E invece questa serata ce la prenderemo noi e gli inglesi (noi o gli inglesi) per costruirne un mito - e a questo punto sembrerà anche un simbolico scontro tra chi rappresenta lo spirito europeo e chi si è voluto sfilare. Il calcio fa sempre questi brutti scherzi, come quando mise di fronte Inghilterra e Argentina dopo la guerra delle Falkland (e i due gol di Maradona, uno con la mano e l' altro scartando tutti per tutto il campo), o le due Germanie una di fronte all' altra ai Mondiali.

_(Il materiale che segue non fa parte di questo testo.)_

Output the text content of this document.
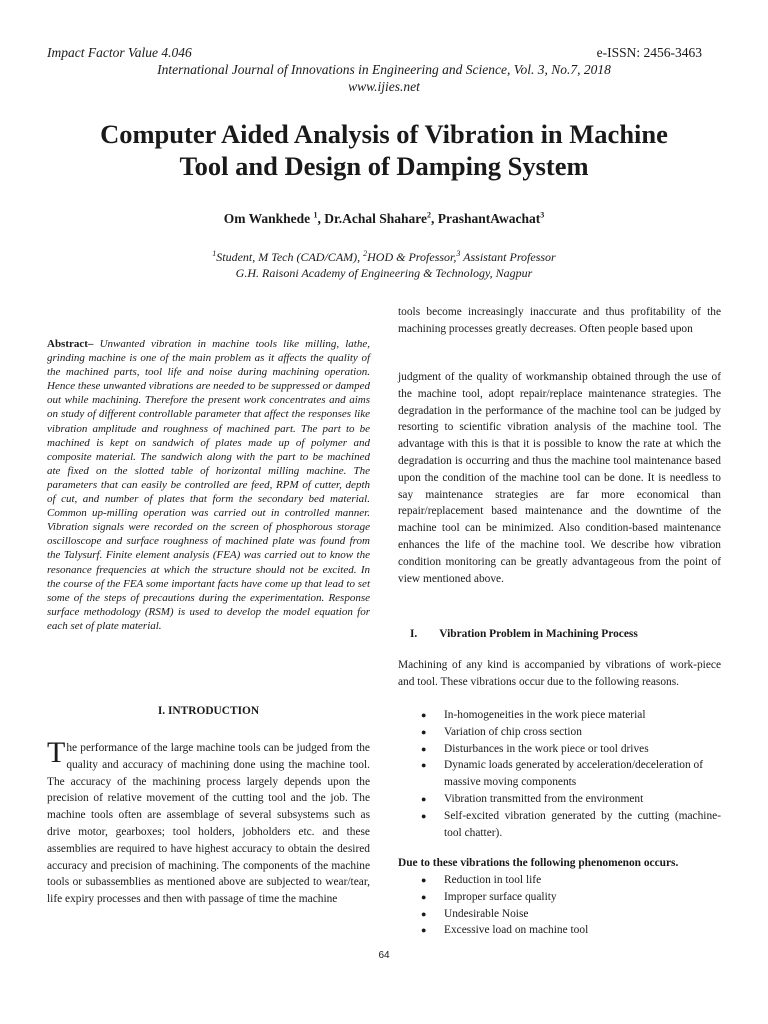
Impact Factor Value 4.046	e-ISSN: 2456-3463
International Journal of Innovations in Engineering and Science, Vol. 3, No.7, 2018
www.ijies.net
Computer Aided Analysis of Vibration in Machine
Tool and Design of Damping System
Om Wankhede $^1$, Dr.Achal Shahare$^2$, PrashantAwachat$^3$
$^1$Student, M Tech (CAD/CAM), $^2$HOD & Professor,$^3$ Assistant Professor
G.H. Raisoni Academy of Engineering & Technology, Nagpur
Abstract– Unwanted vibration in machine tools like milling, lathe, grinding machine is one of the main problem as it affects the quality of the machined parts, tool life and noise during machining operation. Hence these unwanted vibrations are needed to be suppressed or damped out while machining. Therefore the present work concentrates and aims on study of different controllable parameter that affect the responses like vibration amplitude and roughness of machined part. The part to be machined is kept on sandwich of plates made up of polymer and composite material. The sandwich along with the part to be machined ate fixed on the slotted table of horizontal milling machine. The parameters that can easily be controlled are feed, RPM of cutter, depth of cut, and number of plates that form the secondary bed material. Common up-milling operation was carried out in controlled manner. Vibration signals were recorded on the screen of phosphorous storage oscilloscope and surface roughness of machined plate was found from the Talysurf. Finite element analysis (FEA) was carried out to know the resonance frequencies at which the structure should not be excited. In the course of the FEA some important facts have come up that lead to set some of the steps of precautions during the experimentation. Response surface methodology (RSM) is used to develop the model equation for each set of plate material.
I. INTRODUCTION
The performance of the large machine tools can be judged from the quality and accuracy of machining done using the machine tool. The accuracy of the machining process largely depends upon the precision of relative movement of the cutting tool and the job. The machine tools often are assemblage of several subsystems such as drive motor, gearboxes; tool holders, jobholders etc. and these assemblies are required to have highest accuracy to obtain the desired accuracy and precision of machining. The components of the machine tools or subassemblies as mentioned above are subjected to wear/tear, life expiry processes and then with passage of time the machine
tools become increasingly inaccurate and thus profitability of the machining processes greatly decreases. Often people based upon
judgment of the quality of workmanship obtained through the use of the machine tool, adopt repair/replace maintenance strategies. The degradation in the performance of the machine tool can be judged by resorting to scientific vibration analysis of the machine tool. The advantage with this is that it is possible to know the rate at which the degradation is occurring and thus the machine tool maintenance based upon the condition of the machine tool can be done. It is needless to say maintenance strategies are far more economical than repair/replacement based maintenance and the downtime of the machine tool can be minimized. Also condition-based maintenance enhances the life of the machine tool. We describe how vibration condition monitoring can be greatly advantageous from the point of view mentioned above.
I. Vibration Problem in Machining Process
Machining of any kind is accompanied by vibrations of work-piece and tool. These vibrations occur due to the following reasons.
● In-homogeneities in the work piece material
● Variation of chip cross section
● Disturbances in the work piece or tool drives
● Dynamic loads generated by acceleration/deceleration of massive moving components
● Vibration transmitted from the environment
● Self-excited vibration generated by the cutting (machine-tool chatter).
Due to these vibrations the following phenomenon occurs.
● Reduction in tool life
● Improper surface quality
● Undesirable Noise
● Excessive load on machine tool
64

O americani e russi che si giocano all' ultimo secondo la finale di basket alle Olimpiadi del 1972, nel pieno della guerra fredda. Ma di esempi del genere, in cui ci si chiede com' è possibile che il destino sportivo si sia mischiato alla storia reale, ce ne sono tantissimi.
Mattarella sarà in tribuna a tifare Italia con compostezza, con la sua emotività castrata che gli è servita a essere lucido quando nessun altro lo era; e tutti avremo a che fare con una partita di calcio che però rappresenta simbolicamente la fine di una paura gigantesca, il ritrovamento dei riti collettivi, la realizzazione della leggerezza di un evento che non potrà essere tragico e che insieme alla sua epicità romanzata avrà una particolare caratteristica, diversa da quell' 11 luglio 1982: a quei tempi fu quella partita a unire persone su fronti opposti o confuse sulla loro appartenenza al Paese.
Qui invece veniamo da un anno e mezzo di improvviso e inaspettato senso di appartenenza a una comunità, nel bene e nel male, come forse non avevamo mai sentito prima; e la finale degli Europei sarà soltanto l' epilogo esplicito di quell' appartenenza.
Siamo già pronti e allenati a sentirci italiani, eravamo già stati molte volte tutti davanti alla tv per sentire in che modo bisognava comportarci, ci siamo già ritrovati nei luoghi delle vaccinazioni con estranei solidali e uno scopo condiviso; quel che verrà in più, se verrà, sarà un modo per festeggiare un senso di liberazione, con la consapevolezza profonda che ci è stato tolto molto, moltissimo. Ma che in qualche modo siamo vivi, e siamo qui.